Both styles are 35mm film cameras. The Fisheye comes with a hotshoe and a built-in flash. I have the option of taking multiple exposures and using a bulb setting. There is even a button to lock the shutter, which I find is very convenient on film cameras. How many times have you gotten a roll of film developed from a disposable camera to find that half the pictures were taken in your backpack? It is always to tempting to wind the dial or advance the film lever, even if you aren't sure when you'll take your next picture. If you can't tell, I'm pretty much in love with this camera at the moment.

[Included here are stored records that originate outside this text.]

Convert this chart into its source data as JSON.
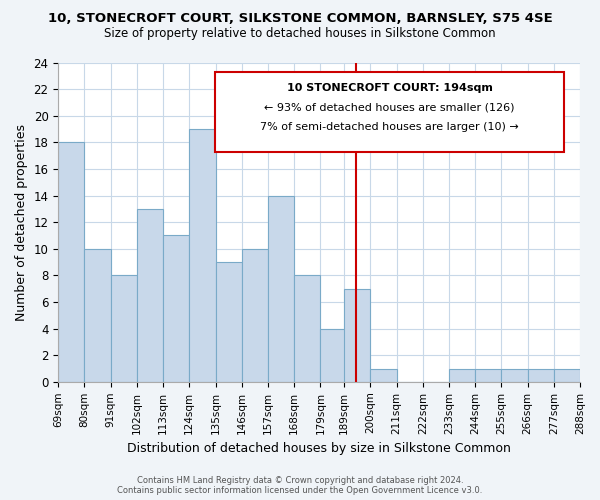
{
  "title": "10, STONECROFT COURT, SILKSTONE COMMON, BARNSLEY, S75 4SE",
  "subtitle": "Size of property relative to detached houses in Silkstone Common",
  "xlabel": "Distribution of detached houses by size in Silkstone Common",
  "ylabel": "Number of detached properties",
  "bins": [
    69,
    80,
    91,
    102,
    113,
    124,
    135,
    146,
    157,
    168,
    179,
    189,
    200,
    211,
    222,
    233,
    244,
    255,
    266,
    277,
    288
  ],
  "bin_labels": [
    "69sqm",
    "80sqm",
    "91sqm",
    "102sqm",
    "113sqm",
    "124sqm",
    "135sqm",
    "146sqm",
    "157sqm",
    "168sqm",
    "179sqm",
    "189sqm",
    "200sqm",
    "211sqm",
    "222sqm",
    "233sqm",
    "244sqm",
    "255sqm",
    "266sqm",
    "277sqm",
    "288sqm"
  ],
  "counts": [
    18,
    10,
    8,
    13,
    11,
    19,
    9,
    10,
    14,
    8,
    4,
    7,
    1,
    0,
    0,
    1,
    1,
    1,
    1,
    1
  ],
  "bar_color": "#c8d8ea",
  "bar_edge_color": "#7aaac8",
  "property_line_x": 194,
  "property_line_color": "#cc0000",
  "annotation_title": "10 STONECROFT COURT: 194sqm",
  "annotation_line1": "← 93% of detached houses are smaller (126)",
  "annotation_line2": "7% of semi-detached houses are larger (10) →",
  "annotation_box_color": "#cc0000",
  "ylim": [
    0,
    24
  ],
  "yticks": [
    0,
    2,
    4,
    6,
    8,
    10,
    12,
    14,
    16,
    18,
    20,
    22,
    24
  ],
  "footer_line1": "Contains HM Land Registry data © Crown copyright and database right 2024.",
  "footer_line2": "Contains public sector information licensed under the Open Government Licence v3.0.",
  "background_color": "#f0f4f8",
  "plot_background": "#ffffff"
}
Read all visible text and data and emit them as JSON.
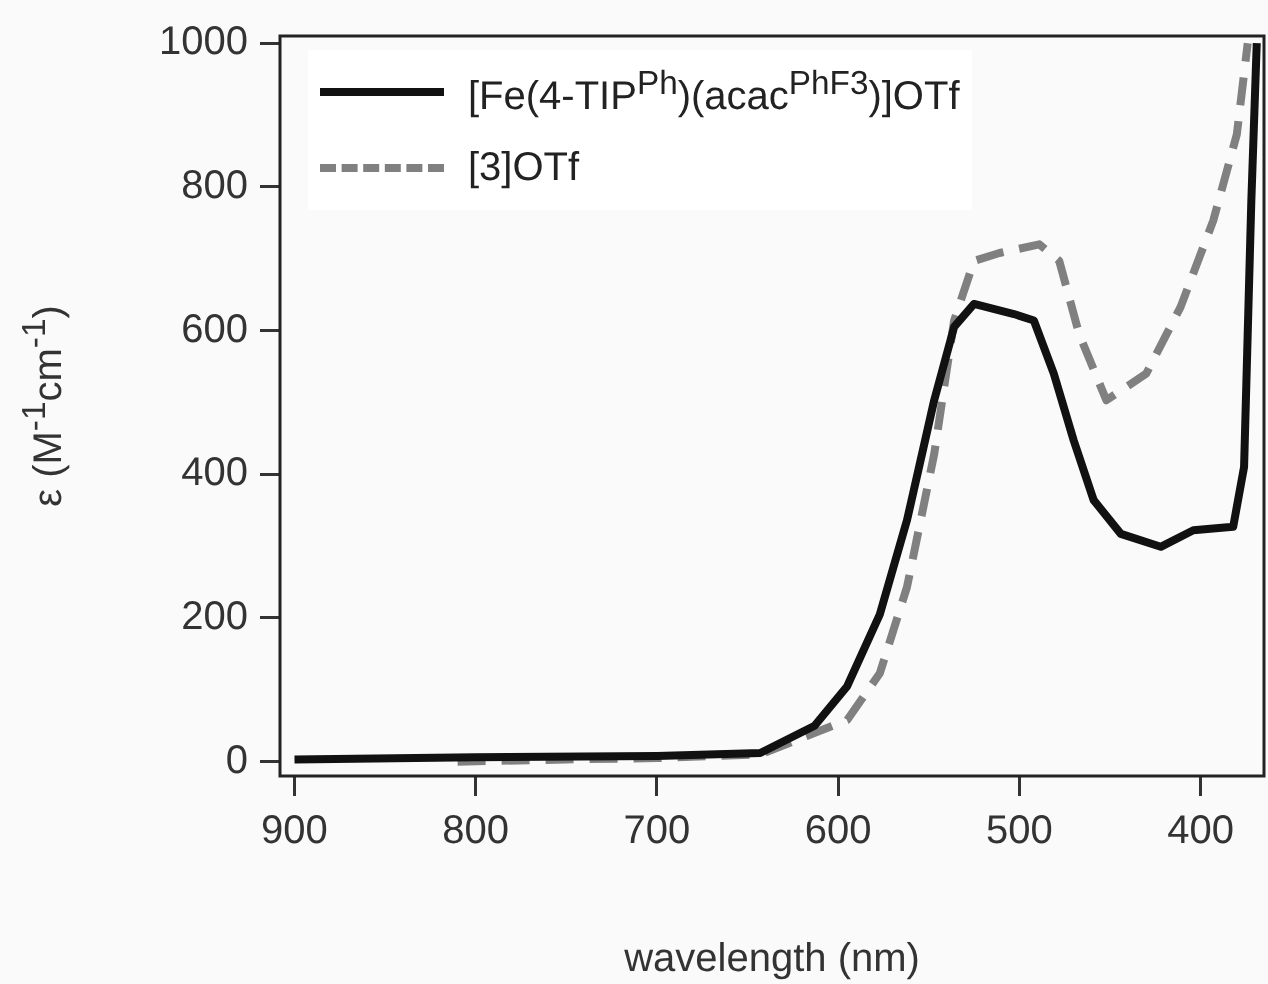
{
  "chart_data": {
    "type": "line",
    "xlabel": "wavelength (nm)",
    "ylabel": "ε (M$^{-1}$cm$^{-1}$)",
    "xlim": [
      908,
      365
    ],
    "xticks": [
      900,
      800,
      700,
      600,
      500,
      400
    ],
    "ylim": [
      -20,
      1010
    ],
    "yticks": [
      0,
      200,
      400,
      600,
      800,
      1000
    ],
    "grid": false,
    "legend": "top left",
    "marker": "none",
    "series": [
      {
        "name": "[Fe(4-TIP$^{Ph}$)(acac$^{PhF3}$)]OTf",
        "color": "#111111",
        "line_style": "solid",
        "x": [
          900,
          800,
          700,
          643,
          613,
          595,
          577,
          562,
          547,
          536,
          525,
          503,
          492,
          481,
          470,
          459,
          444,
          422,
          404,
          382,
          376,
          372,
          369
        ],
        "values": [
          3,
          6,
          8,
          12,
          50,
          105,
          205,
          336,
          503,
          605,
          637,
          623,
          614,
          540,
          447,
          364,
          317,
          299,
          322,
          327,
          410,
          780,
          1000
        ]
      },
      {
        "name": "[3]OTf",
        "color": "#808080",
        "line_style": "dashed",
        "x": [
          810,
          750,
          700,
          643,
          595,
          577,
          562,
          547,
          536,
          525,
          511,
          489,
          478,
          467,
          452,
          430,
          411,
          393,
          380,
          374
        ],
        "values": [
          0,
          3,
          5,
          10,
          58,
          123,
          243,
          428,
          614,
          697,
          708,
          720,
          697,
          595,
          503,
          540,
          633,
          753,
          873,
          1000
        ]
      }
    ]
  }
}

The Oktomat is also great; I must admit, I don't use it as frequently, but only because it doesn't have the convenience of a flash. The Oktomat has a great effect though, it takes 8 pictures with one click of a button. From the moment you press the shutter, it begins rapidly taking photos; 8 shots are split between one piece of film in a matter of 2.5 seconds. I have already shot a few rolls of film with this camera, but I haven't had the time or money to get them developed. I will have eternal anger towards Temple University for shutting down the darkroom. Not only was it my place of employment, but I loved having access to such a rare commodity. I would rather spend an hour developing my own film than trust it to a machine at CVS, but I digress.

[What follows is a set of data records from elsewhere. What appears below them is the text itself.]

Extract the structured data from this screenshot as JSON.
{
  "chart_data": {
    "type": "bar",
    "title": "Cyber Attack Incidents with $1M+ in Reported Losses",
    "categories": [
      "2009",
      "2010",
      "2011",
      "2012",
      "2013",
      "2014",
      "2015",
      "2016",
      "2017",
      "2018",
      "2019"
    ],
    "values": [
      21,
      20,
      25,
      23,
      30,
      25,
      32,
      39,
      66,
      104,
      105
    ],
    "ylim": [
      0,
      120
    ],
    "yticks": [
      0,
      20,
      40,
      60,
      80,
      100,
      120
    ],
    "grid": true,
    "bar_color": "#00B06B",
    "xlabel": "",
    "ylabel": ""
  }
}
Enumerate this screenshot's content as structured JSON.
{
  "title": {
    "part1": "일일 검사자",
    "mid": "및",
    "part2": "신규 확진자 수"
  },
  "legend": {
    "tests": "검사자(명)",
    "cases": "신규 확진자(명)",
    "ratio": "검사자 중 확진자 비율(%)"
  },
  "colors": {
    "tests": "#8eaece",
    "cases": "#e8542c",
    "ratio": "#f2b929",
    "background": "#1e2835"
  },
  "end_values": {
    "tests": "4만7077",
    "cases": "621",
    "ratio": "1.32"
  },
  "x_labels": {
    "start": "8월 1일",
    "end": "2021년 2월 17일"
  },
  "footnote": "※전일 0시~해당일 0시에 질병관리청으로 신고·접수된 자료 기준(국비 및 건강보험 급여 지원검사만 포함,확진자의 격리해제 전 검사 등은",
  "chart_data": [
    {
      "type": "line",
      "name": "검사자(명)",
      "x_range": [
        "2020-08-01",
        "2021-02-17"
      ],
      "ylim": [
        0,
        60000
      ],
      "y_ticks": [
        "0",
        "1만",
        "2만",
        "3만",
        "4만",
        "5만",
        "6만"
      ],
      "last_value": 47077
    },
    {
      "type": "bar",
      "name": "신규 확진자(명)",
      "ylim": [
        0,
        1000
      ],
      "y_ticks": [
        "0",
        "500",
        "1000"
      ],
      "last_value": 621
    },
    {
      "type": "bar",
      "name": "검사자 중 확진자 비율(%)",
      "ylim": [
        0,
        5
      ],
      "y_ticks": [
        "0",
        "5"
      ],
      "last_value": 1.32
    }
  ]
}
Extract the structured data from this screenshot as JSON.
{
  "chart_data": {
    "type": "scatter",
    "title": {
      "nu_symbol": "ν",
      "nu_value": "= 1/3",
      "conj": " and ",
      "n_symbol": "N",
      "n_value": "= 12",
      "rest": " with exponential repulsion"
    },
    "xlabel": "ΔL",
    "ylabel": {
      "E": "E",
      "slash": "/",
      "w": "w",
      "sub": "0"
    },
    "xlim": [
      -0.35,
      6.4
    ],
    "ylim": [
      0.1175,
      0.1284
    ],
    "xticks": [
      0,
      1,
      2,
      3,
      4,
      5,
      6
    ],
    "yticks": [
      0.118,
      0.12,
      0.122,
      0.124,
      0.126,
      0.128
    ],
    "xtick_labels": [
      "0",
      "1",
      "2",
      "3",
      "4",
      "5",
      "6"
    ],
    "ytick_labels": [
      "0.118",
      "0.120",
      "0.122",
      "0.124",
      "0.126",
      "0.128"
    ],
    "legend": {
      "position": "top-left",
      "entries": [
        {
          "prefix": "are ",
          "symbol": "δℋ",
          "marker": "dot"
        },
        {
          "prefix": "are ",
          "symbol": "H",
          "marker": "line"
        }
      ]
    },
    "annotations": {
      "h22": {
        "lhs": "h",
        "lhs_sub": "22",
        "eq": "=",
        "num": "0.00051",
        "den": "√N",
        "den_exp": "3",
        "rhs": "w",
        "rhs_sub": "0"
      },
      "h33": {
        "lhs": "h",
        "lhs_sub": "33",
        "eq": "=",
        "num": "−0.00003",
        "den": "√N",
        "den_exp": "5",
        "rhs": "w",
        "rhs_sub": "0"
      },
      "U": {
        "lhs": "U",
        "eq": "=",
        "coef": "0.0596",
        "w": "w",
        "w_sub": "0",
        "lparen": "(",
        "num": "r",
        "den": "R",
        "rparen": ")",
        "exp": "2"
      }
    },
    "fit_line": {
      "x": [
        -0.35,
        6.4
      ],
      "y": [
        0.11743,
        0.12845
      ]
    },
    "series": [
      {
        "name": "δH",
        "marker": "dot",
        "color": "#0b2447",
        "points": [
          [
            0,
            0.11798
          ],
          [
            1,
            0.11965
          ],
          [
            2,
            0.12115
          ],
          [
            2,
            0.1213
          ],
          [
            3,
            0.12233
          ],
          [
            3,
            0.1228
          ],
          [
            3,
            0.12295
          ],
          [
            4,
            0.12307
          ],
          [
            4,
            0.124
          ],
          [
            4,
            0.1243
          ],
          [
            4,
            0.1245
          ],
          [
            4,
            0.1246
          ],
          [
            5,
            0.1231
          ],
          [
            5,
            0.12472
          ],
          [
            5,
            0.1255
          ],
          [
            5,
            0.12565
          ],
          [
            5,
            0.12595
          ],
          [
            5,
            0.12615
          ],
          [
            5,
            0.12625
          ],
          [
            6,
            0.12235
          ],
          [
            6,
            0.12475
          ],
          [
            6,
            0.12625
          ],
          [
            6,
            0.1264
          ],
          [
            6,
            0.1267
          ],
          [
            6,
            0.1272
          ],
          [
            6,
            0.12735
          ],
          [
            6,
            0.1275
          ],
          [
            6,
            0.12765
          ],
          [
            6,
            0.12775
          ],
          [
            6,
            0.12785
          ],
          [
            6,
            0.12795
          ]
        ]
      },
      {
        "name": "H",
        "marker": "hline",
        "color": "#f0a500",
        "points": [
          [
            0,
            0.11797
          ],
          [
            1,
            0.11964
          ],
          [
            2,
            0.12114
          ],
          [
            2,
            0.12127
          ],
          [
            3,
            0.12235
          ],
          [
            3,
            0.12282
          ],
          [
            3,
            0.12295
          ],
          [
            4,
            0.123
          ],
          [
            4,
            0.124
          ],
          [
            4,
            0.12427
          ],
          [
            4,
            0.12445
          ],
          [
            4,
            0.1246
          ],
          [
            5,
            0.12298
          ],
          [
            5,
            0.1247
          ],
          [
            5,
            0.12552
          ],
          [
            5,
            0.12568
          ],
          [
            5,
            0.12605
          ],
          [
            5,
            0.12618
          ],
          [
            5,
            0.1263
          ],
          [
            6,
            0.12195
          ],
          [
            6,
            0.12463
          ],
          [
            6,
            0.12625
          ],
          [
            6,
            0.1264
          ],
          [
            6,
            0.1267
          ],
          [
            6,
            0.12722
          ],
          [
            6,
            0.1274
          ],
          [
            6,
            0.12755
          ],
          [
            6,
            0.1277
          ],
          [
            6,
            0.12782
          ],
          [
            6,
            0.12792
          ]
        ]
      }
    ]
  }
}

Now I skip around and play all day with my Fisheye and Oktomat taking a picture of anything I deem funky, cool, outrageous, memorable, noteworthy........ Even if I think something looks slightly plain, I'll snap a picture because I know it will develop into something unique and slightly transformed. Here are the first few shots I took with my beloved Fisheye. Thanks Jeff!
This is a multiple exposure of an enormous dog. If you look closely at the center of the frame her teeth are revealed; I think it is quite terrifying.